Karoline Stahl | |
Birth Date: | 4 November 1776 |
Birth Place: | Danzig |
Death Date: | 1 April 1837 |
Death Place: | Dorpat |
Occupation: | writer, educator |
Nationality: | German, Russian |
Karoline Stahl (4 November 1776 – 1 April 1837) was a German writer and educator. As a governess in Livonia, Russia, and Germany for several decades, she developed didactic tales for juvenile audiences. Her works were highly regarded by the Grimms, who referred to her collections in their 1857 edition and incorporated her story Thankless Dwarf into their 1837 edition.[1]
Karoline Stahl was born on 4 November 1776 in Olengof, Livonia in the family of a district court secretary.
She was a teacher in Dorpat and after her marriage in 1808, she went abroad and lived for some time in Weimar and Nuremberg. There also she worked as a teacher. In 1816, she published her first book Fables, Fairy Tales and Stories for Children which are mainly moralizing and educational in nature.
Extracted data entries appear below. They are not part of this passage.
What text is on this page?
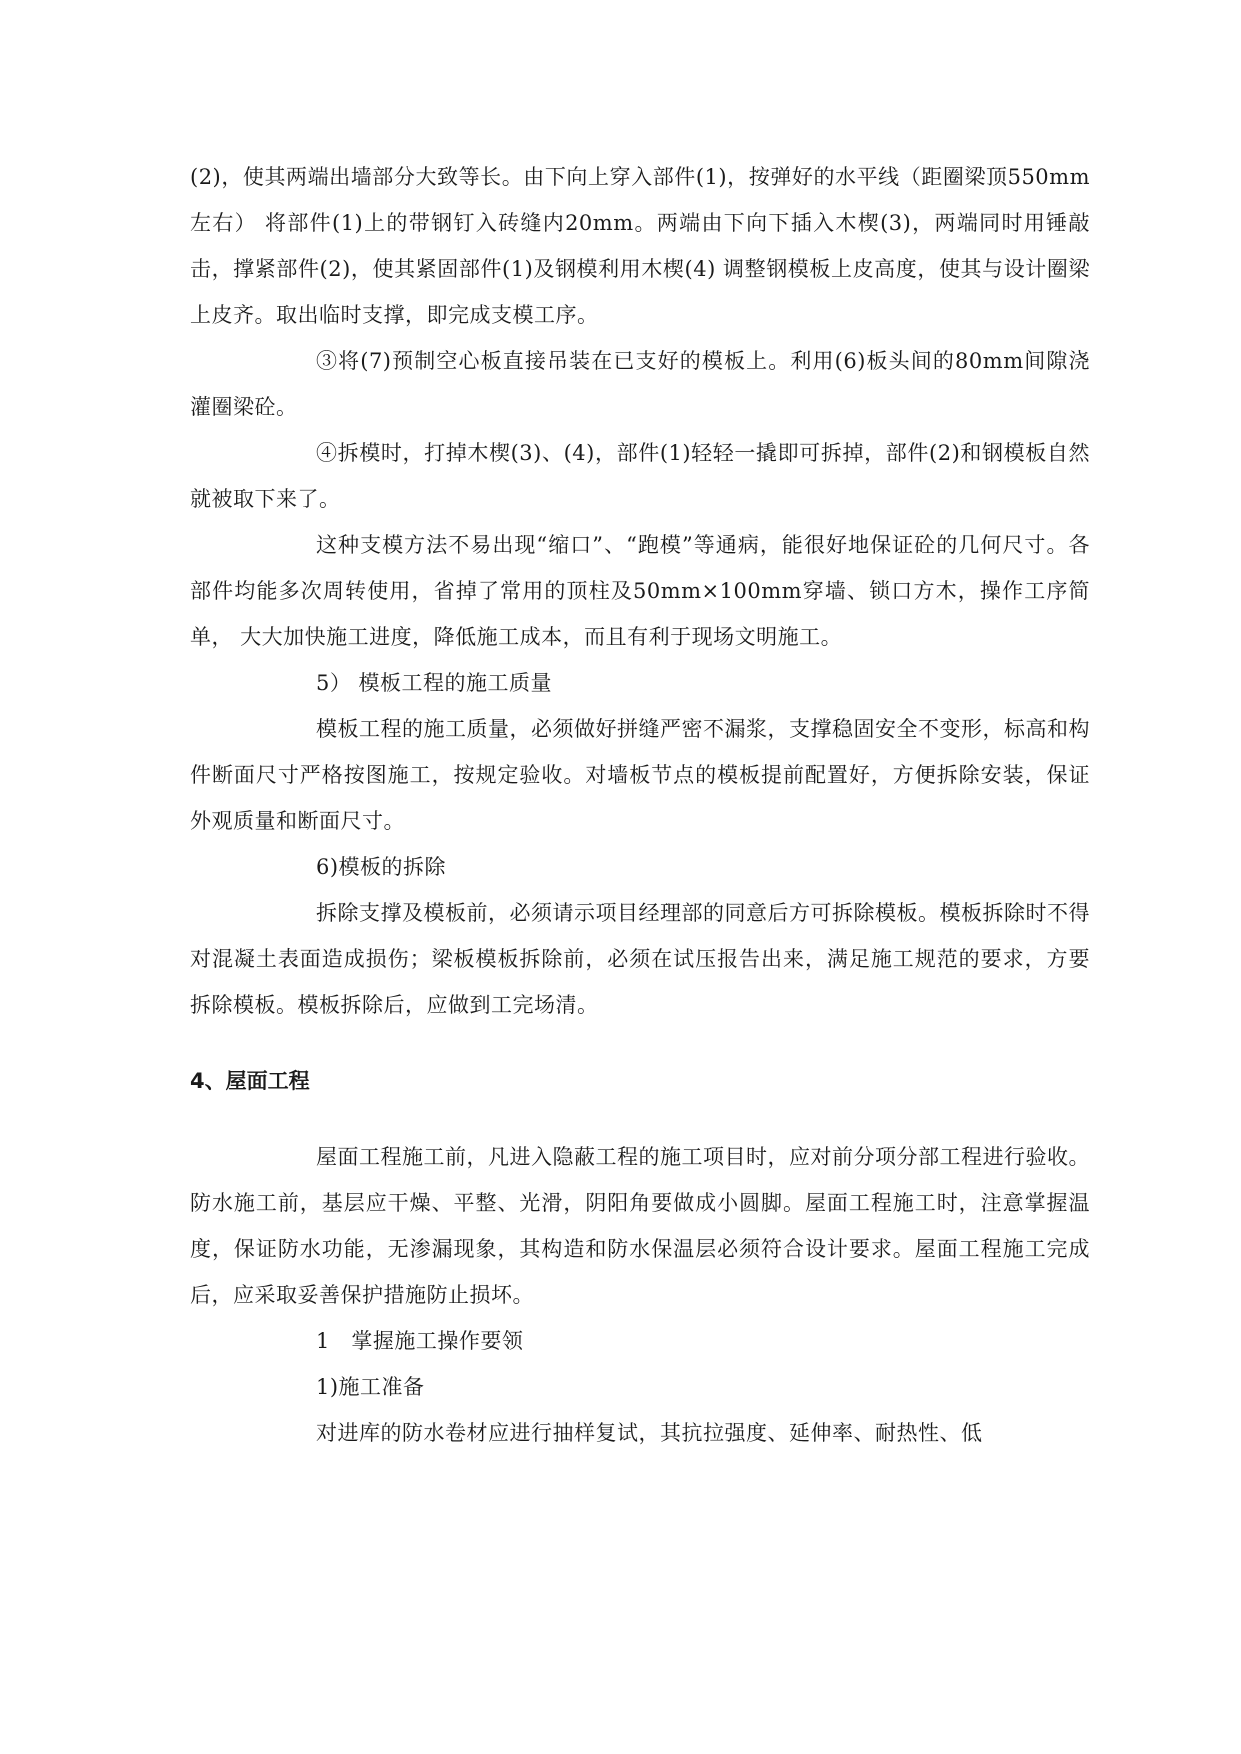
(2)，使其两端出墙部分大致等长。由下向上穿入部件(1)，按弹好的水平线（距圈梁顶550mm左右） 将部件(1)上的带钢钉入砖缝内20mm。两端由下向下插入木楔(3)，两端同时用锤敲击，撑紧部件(2)，使其紧固部件(1)及钢模利用木楔(4) 调整钢模板上皮高度，使其与设计圈梁上皮齐。取出临时支撑，即完成支模工序。

③将(7)预制空心板直接吊装在已支好的模板上。利用(6)板头间的80mm间隙浇灌圈梁砼。

④拆模时，打掉木楔(3)、(4)，部件(1)轻轻一撬即可拆掉，部件(2)和钢模板自然就被取下来了。

这种支模方法不易出现“缩口”、“跑模”等通病，能很好地保证砼的几何尺寸。各部件均能多次周转使用，省掉了常用的顶柱及50mm×100mm穿墙、锁口方木，操作工序简单， 大大加快施工进度，降低施工成本，而且有利于现场文明施工。

5） 模板工程的施工质量

模板工程的施工质量，必须做好拼缝严密不漏浆，支撑稳固安全不变形，标高和构件断面尺寸严格按图施工，按规定验收。对墙板节点的模板提前配置好，方便拆除安装，保证外观质量和断面尺寸。

6)模板的拆除

拆除支撑及模板前，必须请示项目经理部的同意后方可拆除模板。模板拆除时不得对混凝土表面造成损伤；梁板模板拆除前，必须在试压报告出来，满足施工规范的要求，方要拆除模板。模板拆除后，应做到工完场清。

4、屋面工程

屋面工程施工前，凡进入隐蔽工程的施工项目时，应对前分项分部工程进行验收。防水施工前，基层应干燥、平整、光滑，阴阳角要做成小圆脚。屋面工程施工时，注意掌握温度，保证防水功能，无渗漏现象，其构造和防水保温层必须符合设计要求。屋面工程施工完成后，应采取妥善保护措施防止损坏。

1　掌握施工操作要领

1)施工准备

对进库的防水卷材应进行抽样复试，其抗拉强度、延伸率、耐热性、低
The book included a work that was later revised by Wilhelm Grimm and which today is one of the most famous German fairy tales White and Rose. In 1817, Stahl tried her hand at poetry by publishing a collection of poems entitled Romantische Dichtungen. In addition, from 1816 to 1820, she contributed to several local newspapers, among which was Friedrich Wilhelm Hubitz's periodical Der Gesellschafter.[2]
Having been widowed, in 1820, Stahl returned to the Russian Empire and worked as an educator in Dorpat, Pskov and Belarus. From that time on, she became predominantly a children's writer. Her fairy tales for children and stories for young people, published partly abroad, partly in Riga and Dorpat, gained great fame and enjoyed considerable success among young readers in the first half of the 19th century.[3]
In 1828, Stahl again left for Germany, where she worked as a governess and returned only shortly before her death. She died on 1 April 1837 in the city of Dorpat.